What I'm writing is just a terminal emulator, to work with the serial ports. What it needs to do, though, is let the rest of the program continue to run in the background. For example.....
Code:
Terminal_Print("Press a key: ");
char input = Terminal_Read();
...
Rather than sit at the second line and wait there for the user to provide input, it needs to look at the input queue, check if there is input or not, and then move on, letting the rest of the program continue normally.
After going through a long thought process of how to let this happen, without having the print statements re-print during each loop, and for each of the read statements to only read once, the solution is twofold.
First, there's a global variable that is 1 if any terminal function is waiting on input, and 0 otherwise. Built into each print statement is a simple check, so that the statement is only executed if the waiting flag is 0. This works out so that the flag is always 1 at print statements that have already been printed, and it is also 1 at any statements following the point where it's waiting for input.
However, to keep read statements that have already read input from reading again, I need a global array of bools, each representing one of the calls to Terminal_Read(). And within Terminal_Read() I call a handler that looks at and modifies this array to determine whether that particular call of the function is the one that should be reading the input.
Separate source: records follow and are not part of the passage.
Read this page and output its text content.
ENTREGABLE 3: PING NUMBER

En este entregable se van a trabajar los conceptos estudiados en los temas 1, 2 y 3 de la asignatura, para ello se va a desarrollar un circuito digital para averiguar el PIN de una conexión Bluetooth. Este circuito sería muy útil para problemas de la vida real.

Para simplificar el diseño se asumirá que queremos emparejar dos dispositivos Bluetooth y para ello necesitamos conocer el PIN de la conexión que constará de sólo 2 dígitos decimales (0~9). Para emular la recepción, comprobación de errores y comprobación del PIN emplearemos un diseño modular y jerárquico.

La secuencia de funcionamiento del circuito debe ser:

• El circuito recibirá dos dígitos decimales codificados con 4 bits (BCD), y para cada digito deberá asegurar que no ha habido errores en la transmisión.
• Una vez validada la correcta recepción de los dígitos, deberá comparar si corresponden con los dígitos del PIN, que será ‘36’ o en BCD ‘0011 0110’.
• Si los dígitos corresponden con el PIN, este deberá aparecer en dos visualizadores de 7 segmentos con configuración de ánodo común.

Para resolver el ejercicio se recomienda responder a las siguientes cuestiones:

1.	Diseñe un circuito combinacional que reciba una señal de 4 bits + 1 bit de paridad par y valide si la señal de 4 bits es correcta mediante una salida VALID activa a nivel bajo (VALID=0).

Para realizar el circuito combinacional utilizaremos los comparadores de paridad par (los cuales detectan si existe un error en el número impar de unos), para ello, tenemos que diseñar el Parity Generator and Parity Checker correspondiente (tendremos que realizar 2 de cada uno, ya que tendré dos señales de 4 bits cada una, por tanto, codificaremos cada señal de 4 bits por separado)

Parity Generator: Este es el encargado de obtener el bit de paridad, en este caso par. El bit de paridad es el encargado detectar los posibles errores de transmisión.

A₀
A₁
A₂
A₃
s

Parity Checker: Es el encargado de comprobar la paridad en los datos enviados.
Yes, I could certainly allocate statically, but it would make things a lot easier for me and for other teammates with very little programming experience to not have to redefine the array each time you make add or remove a read statement. Or, I could simply allocate an array of 1000 elements, since I probably would never need that many, but there's already not a whole lot of memory on a PIC.
I think I'll just go with a "Specify how many times you called Read()" approach. After all, it does get to a certain point where you don't change your terminal too much. I'll post it all here when I'm done.